To question if I'm grieving now I have no doubt. It resonates like the hidden clue. I loved Kessler's explanation so much I listened twice while lying on my bed last night. I've felt the feelings I'm feeling now before, too. I unknowingly grieved and was impatient with myself and my sadness after vacations ended, when I graduated from college, as my children grow older and need me less. My anxiety and panic attacks feel familiar to me. Remember when I told you about my first panic attacks after Husband #1 and I were newly married? It was perhaps one of the worst times of my life and it dawned on me that I was grieving then, too. I had finished college and missed my friends and old life terribly. I was heartbroken at the thought of working 50 weeks a year at a boring job with only old people until I retired. I didn't see any meaning in moving to a dusty, ugly city away from all my friends and with an unhappy husband. Our marriage was riddled with grief from day one.

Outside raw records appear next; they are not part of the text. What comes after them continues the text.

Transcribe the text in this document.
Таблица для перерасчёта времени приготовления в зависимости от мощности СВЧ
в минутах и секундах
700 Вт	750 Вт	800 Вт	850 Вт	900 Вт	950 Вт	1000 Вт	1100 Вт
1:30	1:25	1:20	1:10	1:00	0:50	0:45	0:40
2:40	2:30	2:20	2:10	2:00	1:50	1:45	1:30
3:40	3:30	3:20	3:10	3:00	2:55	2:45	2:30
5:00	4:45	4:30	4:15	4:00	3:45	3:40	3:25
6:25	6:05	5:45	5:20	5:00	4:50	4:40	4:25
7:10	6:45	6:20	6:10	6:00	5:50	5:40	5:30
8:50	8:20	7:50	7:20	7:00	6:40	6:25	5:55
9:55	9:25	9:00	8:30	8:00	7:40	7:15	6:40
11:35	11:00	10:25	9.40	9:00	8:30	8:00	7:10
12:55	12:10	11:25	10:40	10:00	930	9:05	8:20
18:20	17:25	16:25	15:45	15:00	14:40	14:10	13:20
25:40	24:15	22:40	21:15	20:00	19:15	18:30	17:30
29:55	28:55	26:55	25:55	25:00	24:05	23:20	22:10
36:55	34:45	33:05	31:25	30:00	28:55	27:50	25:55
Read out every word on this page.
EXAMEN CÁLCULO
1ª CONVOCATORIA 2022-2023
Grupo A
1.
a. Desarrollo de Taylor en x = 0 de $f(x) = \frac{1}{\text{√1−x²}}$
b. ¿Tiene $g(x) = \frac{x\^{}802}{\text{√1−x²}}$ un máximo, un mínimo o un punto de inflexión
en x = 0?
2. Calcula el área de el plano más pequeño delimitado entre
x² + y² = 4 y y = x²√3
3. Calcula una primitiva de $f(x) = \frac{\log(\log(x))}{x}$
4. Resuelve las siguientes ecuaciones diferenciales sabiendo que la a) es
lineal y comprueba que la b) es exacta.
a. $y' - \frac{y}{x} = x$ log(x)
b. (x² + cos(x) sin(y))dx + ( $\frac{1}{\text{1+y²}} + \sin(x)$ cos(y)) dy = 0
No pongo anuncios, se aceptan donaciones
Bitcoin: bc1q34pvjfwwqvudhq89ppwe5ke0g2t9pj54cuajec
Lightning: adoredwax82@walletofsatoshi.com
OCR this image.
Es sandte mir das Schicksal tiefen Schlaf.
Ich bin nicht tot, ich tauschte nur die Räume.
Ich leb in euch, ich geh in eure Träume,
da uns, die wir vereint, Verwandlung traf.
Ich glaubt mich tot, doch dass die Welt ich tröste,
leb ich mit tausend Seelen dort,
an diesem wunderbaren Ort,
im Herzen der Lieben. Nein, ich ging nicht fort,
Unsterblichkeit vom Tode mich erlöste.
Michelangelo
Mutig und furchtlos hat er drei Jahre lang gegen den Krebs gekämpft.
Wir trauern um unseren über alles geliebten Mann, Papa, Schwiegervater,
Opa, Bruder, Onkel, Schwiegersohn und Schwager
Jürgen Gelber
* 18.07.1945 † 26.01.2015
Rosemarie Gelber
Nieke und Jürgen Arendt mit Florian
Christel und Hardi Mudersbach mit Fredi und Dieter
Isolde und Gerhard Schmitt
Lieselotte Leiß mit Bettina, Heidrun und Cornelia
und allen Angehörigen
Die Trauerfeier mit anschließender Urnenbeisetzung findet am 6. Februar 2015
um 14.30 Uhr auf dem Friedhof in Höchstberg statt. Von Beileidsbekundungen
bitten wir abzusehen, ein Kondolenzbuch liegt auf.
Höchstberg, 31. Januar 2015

Discovering that I was grieving during those times and the things I'm grieving for now is a puzzle piece that makes everything fit. It explains why was I so anxious and unhappy when I thought I would be living the golden honeymoon years. I still shudder at the thought of that first year of marriage to Husband #1. I still feel sad thinking of how it was supposed to be joyous years of getting closer but instead I was lonely and angry.
Do you know what? I've been feeling that same way in the last year. My therapist and I started a process last year called EMDR which resolves trauma. During our first session I uncovered a deep-seated heartbreak for the loss of my marriage to Husband #1. I was so thrown after the session that I had a hard time functioning through my week. Through the last year my sadness has remained constant. Sometimes I can feel it easing but it is not gone. It has been said that grief is something we learn to live with, not something that ever goes away. The only way to avoid grief is to avoid loving.
I'm also grieving my old job. My co-workers who I could call or Instant Message anytime I needed to chat with a friend. My boss who always had my back and thought I was a star performer. My clients that didn't make me nervous and who I never wavered when presenting to.
It helps me to discover that I was and am grieving mostly because it reminds me to be patient with myself. Of course I'm anxious; I am grieving multiple changes. This level of anxiety won't last forever. I can go through this grieving process. This is normal for what I've been through. This isn't going to last forever.
The next stage, the whole point of Kessler's interview, is finding meaning. I'm not ready for that yet. Just discovering that I'm grieving has been mind-blowing. Finding meaning and seeing beauty in the process my come next. Or it may not. I'm in the process and I don't want to rush myself.